I say this concerns not their children who are in their minority: for since a father hath not, in himself, a power over the life or liberty of his child, no act of his can possibly forfeit it. So that the children, whatever may have happened to the fathers, are freemen, and the absolute power of the conqueror reaches no farther than the persons of the men that were subdued by him, and dies with them and should he govern them as slaves subjected to his absolute arbitrary power, he has no such right or dominion over their children.
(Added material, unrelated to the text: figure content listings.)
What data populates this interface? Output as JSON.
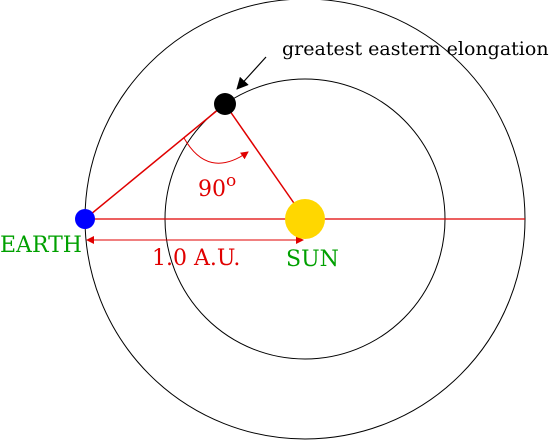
{
  "labels": {
    "annotation": "greatest eastern elongation",
    "angle_value": "90",
    "angle_degree": "o",
    "earth": "EARTH",
    "sun": "SUN",
    "distance": "1.0 A.U."
  },
  "colors": {
    "orbit": "#000000",
    "lines": "#e00000",
    "earth_fill": "#0000ff",
    "earth_text": "#00a000",
    "sun_fill": "#ffd700",
    "sun_text": "#00a000",
    "planet_fill": "#000000",
    "label_red": "#e00000",
    "annotation_text": "#000000"
  }
}
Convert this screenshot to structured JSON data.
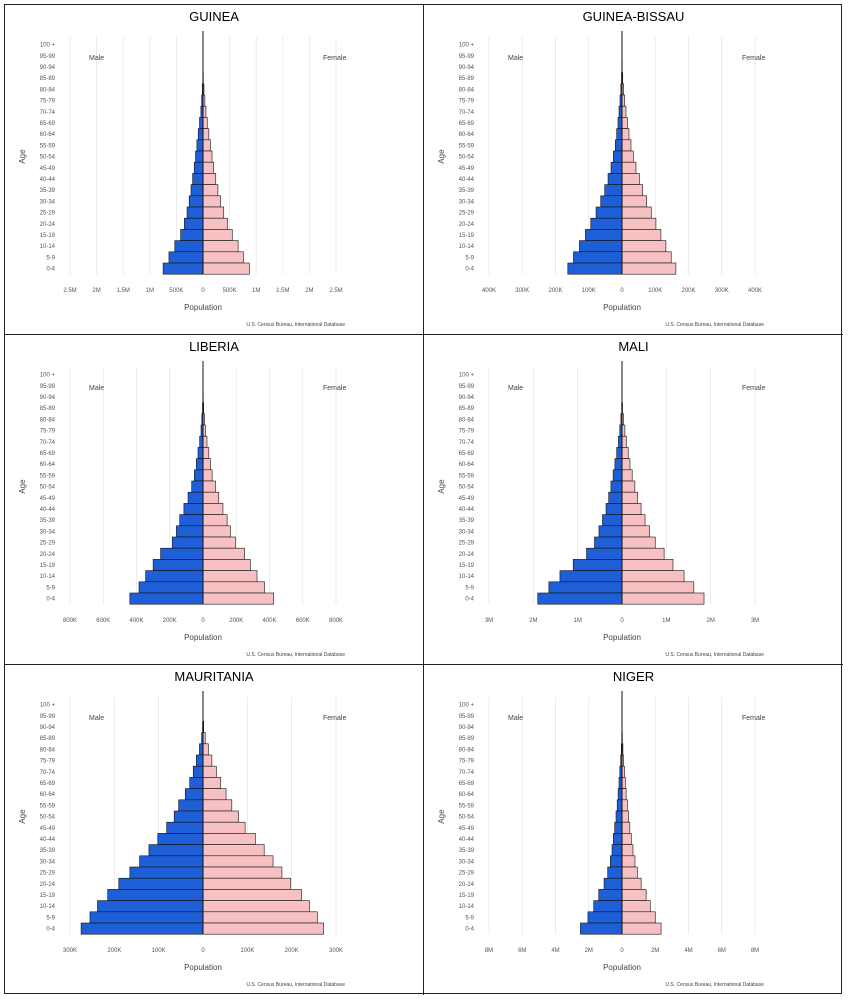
{
  "chart_data": [
    {
      "type": "bar",
      "title": "GUINEA",
      "age_groups": [
        "100 +",
        "95-99",
        "90-94",
        "85-89",
        "80-84",
        "75-79",
        "70-74",
        "65-69",
        "60-64",
        "55-59",
        "50-54",
        "45-49",
        "40-44",
        "35-39",
        "30-34",
        "25-29",
        "20-24",
        "15-19",
        "10-14",
        "5-9",
        "0-4"
      ],
      "series": [
        {
          "name": "Male",
          "values": [
            0,
            0,
            1000,
            4000,
            12000,
            25000,
            40000,
            65000,
            90000,
            115000,
            140000,
            165000,
            195000,
            225000,
            260000,
            300000,
            350000,
            420000,
            530000,
            640000,
            750000
          ]
        },
        {
          "name": "Female",
          "values": [
            0,
            0,
            2000,
            6000,
            18000,
            35000,
            55000,
            80000,
            110000,
            140000,
            170000,
            200000,
            240000,
            280000,
            330000,
            390000,
            460000,
            550000,
            660000,
            760000,
            870000
          ]
        }
      ],
      "axis_max": 2500000,
      "x_ticks": [
        "2.5M",
        "2M",
        "1.5M",
        "1M",
        "500K",
        "0",
        "500K",
        "1M",
        "1.5M",
        "2M",
        "2.5M"
      ],
      "xlabel": "Population",
      "ylabel": "Age",
      "male_label": "Male",
      "female_label": "Female",
      "source": "U.S. Census Bureau, International Database"
    },
    {
      "type": "bar",
      "title": "GUINEA-BISSAU",
      "age_groups": [
        "100 +",
        "95-99",
        "90-94",
        "85-89",
        "80-84",
        "75-79",
        "70-74",
        "65-69",
        "60-64",
        "55-59",
        "50-54",
        "45-49",
        "40-44",
        "35-39",
        "30-34",
        "25-29",
        "20-24",
        "15-19",
        "10-14",
        "5-9",
        "0-4"
      ],
      "series": [
        {
          "name": "Male",
          "values": [
            0,
            0,
            500,
            1500,
            3500,
            6000,
            9000,
            12000,
            16000,
            20000,
            26000,
            33000,
            42000,
            52000,
            64000,
            78000,
            94000,
            110000,
            128000,
            146000,
            163000
          ]
        },
        {
          "name": "Female",
          "values": [
            0,
            0,
            800,
            2200,
            5000,
            8000,
            12000,
            16000,
            21000,
            27000,
            34000,
            42000,
            52000,
            62000,
            74000,
            88000,
            102000,
            117000,
            132000,
            148000,
            162000
          ]
        }
      ],
      "axis_max": 400000,
      "x_ticks": [
        "400K",
        "300K",
        "200K",
        "100K",
        "0",
        "100K",
        "200K",
        "300K",
        "400K"
      ],
      "xlabel": "Population",
      "ylabel": "Age",
      "male_label": "Male",
      "female_label": "Female",
      "source": "U.S. Census Bureau, International Database"
    },
    {
      "type": "bar",
      "title": "LIBERIA",
      "age_groups": [
        "100 +",
        "95-99",
        "90-94",
        "85-89",
        "80-84",
        "75-79",
        "70-74",
        "65-69",
        "60-64",
        "55-59",
        "50-54",
        "45-49",
        "40-44",
        "35-39",
        "30-34",
        "25-29",
        "20-24",
        "15-19",
        "10-14",
        "5-9",
        "0-4"
      ],
      "series": [
        {
          "name": "Male",
          "values": [
            0,
            0,
            1000,
            3000,
            7000,
            12000,
            20000,
            30000,
            40000,
            52000,
            68000,
            90000,
            115000,
            140000,
            160000,
            185000,
            255000,
            300000,
            345000,
            385000,
            440000
          ]
        },
        {
          "name": "Female",
          "values": [
            0,
            0,
            1500,
            4000,
            9000,
            15000,
            24000,
            35000,
            45000,
            55000,
            75000,
            95000,
            120000,
            145000,
            165000,
            195000,
            250000,
            285000,
            325000,
            370000,
            425000
          ]
        }
      ],
      "axis_max": 800000,
      "x_ticks": [
        "800K",
        "600K",
        "400K",
        "200K",
        "0",
        "200K",
        "400K",
        "600K",
        "800K"
      ],
      "xlabel": "Population",
      "ylabel": "Age",
      "male_label": "Male",
      "female_label": "Female",
      "source": "U.S. Census Bureau, International Database"
    },
    {
      "type": "bar",
      "title": "MALI",
      "age_groups": [
        "100 +",
        "95-99",
        "90-94",
        "85-89",
        "80-84",
        "75-79",
        "70-74",
        "65-69",
        "60-64",
        "55-59",
        "50-54",
        "45-49",
        "40-44",
        "35-39",
        "30-34",
        "25-29",
        "20-24",
        "15-19",
        "10-14",
        "5-9",
        "0-4"
      ],
      "series": [
        {
          "name": "Male",
          "values": [
            0,
            0,
            2000,
            8000,
            25000,
            50000,
            80000,
            120000,
            160000,
            200000,
            250000,
            300000,
            360000,
            440000,
            520000,
            620000,
            800000,
            1100000,
            1400000,
            1650000,
            1900000
          ]
        },
        {
          "name": "Female",
          "values": [
            0,
            0,
            3000,
            12000,
            35000,
            65000,
            100000,
            140000,
            180000,
            230000,
            290000,
            350000,
            430000,
            520000,
            620000,
            750000,
            950000,
            1150000,
            1400000,
            1620000,
            1850000
          ]
        }
      ],
      "axis_max": 3000000,
      "x_ticks": [
        "3M",
        "2M",
        "1M",
        "0",
        "1M",
        "2M",
        "3M"
      ],
      "xlabel": "Population",
      "ylabel": "Age",
      "male_label": "Male",
      "female_label": "Female",
      "source": "U.S. Census Bureau, International Database"
    },
    {
      "type": "bar",
      "title": "MAURITANIA",
      "age_groups": [
        "100 +",
        "95-99",
        "90-94",
        "85-89",
        "80-84",
        "75-79",
        "70-74",
        "65-69",
        "60-64",
        "55-59",
        "50-54",
        "45-49",
        "40-44",
        "35-39",
        "30-34",
        "25-29",
        "20-24",
        "15-19",
        "10-14",
        "5-9",
        "0-4"
      ],
      "series": [
        {
          "name": "Male",
          "values": [
            0,
            0,
            1000,
            3000,
            8000,
            15000,
            22000,
            30000,
            40000,
            55000,
            65000,
            82000,
            102000,
            122000,
            143000,
            165000,
            190000,
            215000,
            238000,
            255000,
            275000
          ]
        },
        {
          "name": "Female",
          "values": [
            0,
            0,
            1500,
            5000,
            12000,
            20000,
            30000,
            40000,
            52000,
            65000,
            80000,
            95000,
            118000,
            138000,
            158000,
            178000,
            198000,
            222000,
            240000,
            258000,
            272000
          ]
        }
      ],
      "axis_max": 300000,
      "x_ticks": [
        "300K",
        "200K",
        "100K",
        "0",
        "100K",
        "200K",
        "300K"
      ],
      "xlabel": "Population",
      "ylabel": "Age",
      "male_label": "Male",
      "female_label": "Female",
      "source": "U.S. Census Bureau, International Database"
    },
    {
      "type": "bar",
      "title": "NIGER",
      "age_groups": [
        "100 +",
        "95-99",
        "90-94",
        "85-89",
        "80-84",
        "75-79",
        "70-74",
        "65-69",
        "60-64",
        "55-59",
        "50-54",
        "45-49",
        "40-44",
        "35-39",
        "30-34",
        "25-29",
        "20-24",
        "15-19",
        "10-14",
        "5-9",
        "0-4"
      ],
      "series": [
        {
          "name": "Male",
          "values": [
            0,
            0,
            5000,
            15000,
            40000,
            80000,
            130000,
            180000,
            230000,
            290000,
            360000,
            440000,
            520000,
            600000,
            700000,
            860000,
            1080000,
            1400000,
            1700000,
            2050000,
            2500000
          ]
        },
        {
          "name": "Female",
          "values": [
            0,
            0,
            8000,
            22000,
            55000,
            95000,
            150000,
            200000,
            250000,
            320000,
            390000,
            470000,
            560000,
            660000,
            780000,
            920000,
            1150000,
            1450000,
            1700000,
            2000000,
            2350000
          ]
        }
      ],
      "axis_max": 8000000,
      "x_ticks": [
        "8M",
        "6M",
        "4M",
        "2M",
        "0",
        "2M",
        "4M",
        "6M",
        "8M"
      ],
      "xlabel": "Population",
      "ylabel": "Age",
      "male_label": "Male",
      "female_label": "Female",
      "source": "U.S. Census Bureau, International Database"
    }
  ]
}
He can have no power over them but by their own consent, whatever he may drive them to say or do and he has no lawful authority, whilst force, and not choice, compels them to submission.

The inhabitants of any country, who are descended, and derive a title to their estates from those who are subdued, and had a government forced upon them against their free consents, retain a right to the possession of their ancestors, though they consent not freely to the government, whose hard conditions were by force imposed on the possessors of that country: for, the first conqueror never having had a title to the land of that country, the people who are the descendants of, or claim under those who were forced to submit to the yoke of a government by constraint, have always a right to shake it off, and free themselves from the usurpation or tyranny which the sword had brought in upon them, till their rulers put them under such a frame of government as they willingly and of choice consent to. Who doubts but the Grecian Christians, descendants of the ancient possessors of that country, may justly cast off the Turkish yoke, which they have so long groaned under, whenever they have an opportunity to do it? For no government can have a right to obedience from a people who have not freely consented to it; which they can never be supposed to do, till either they are put in a full state of liberty to choose their

government and governors, or at least till they have such standing laws, to which they have by themselves or their representatives given their free consent; and also till they are allowed their due property, which is so to be proprietors of what they have, that nobody can take away any part of it without their own consent, without which men under any government are not in the state of freemen, but are direct slaves under the force of war.

The short of the case in conquest is this: the conqueror, if he have a just cause, has a despotical right over the persons of all that actually aided and concurred in the war against him, and a right to make up his damage and cost out of their labor and estates, so he injure not the right of any other. Over the rest of the people, if there were any that consented not to the war, and over the children of the captives themselves, or the possessions of either, he has no power; and so can have, by virtue of conquest, no lawful title himself to dominion over them, or derive it to his posterity; but is an aggressor, if he attempts upon their properties, and thereby puts himself in a state of war against them and has no better a right of principality, he, nor any of his successors, than Hingar, or Hubba, the Danes, had here in England; or Spartacus, had he conquered Italy, would have had; which is to have their yoke cast off, as soon as God shall give those under their subjection courage and opportunity to do it. This, notwithstanding whatever title the kings of Assyria had over Judah, by the sword, God assisted Hezekiah to throw off the dominion of that conquering empire. "And the Lord was with Hezekiah and he prospered; wherefore he went forth, and he rebelled against the king of Assyria, and served him not." (2 Kings xviii. 7.) Whence it is plain that shaking off a power, which force and not right hath set over any one, though it hath the name of rebellion, yet is no offence before God, but is that which he allows and countenances, though even promises and covenants, when obtained by force, have intervened for it is very probable to any one that reads the story of Ahaz and Hezekiah attentively, that the Assyrians subdued Ahaz, and deposed him, and made Hezekiah king in his father's lifetime; and that Hezekiah by agreement had done him homage, and paid him tribute all this time.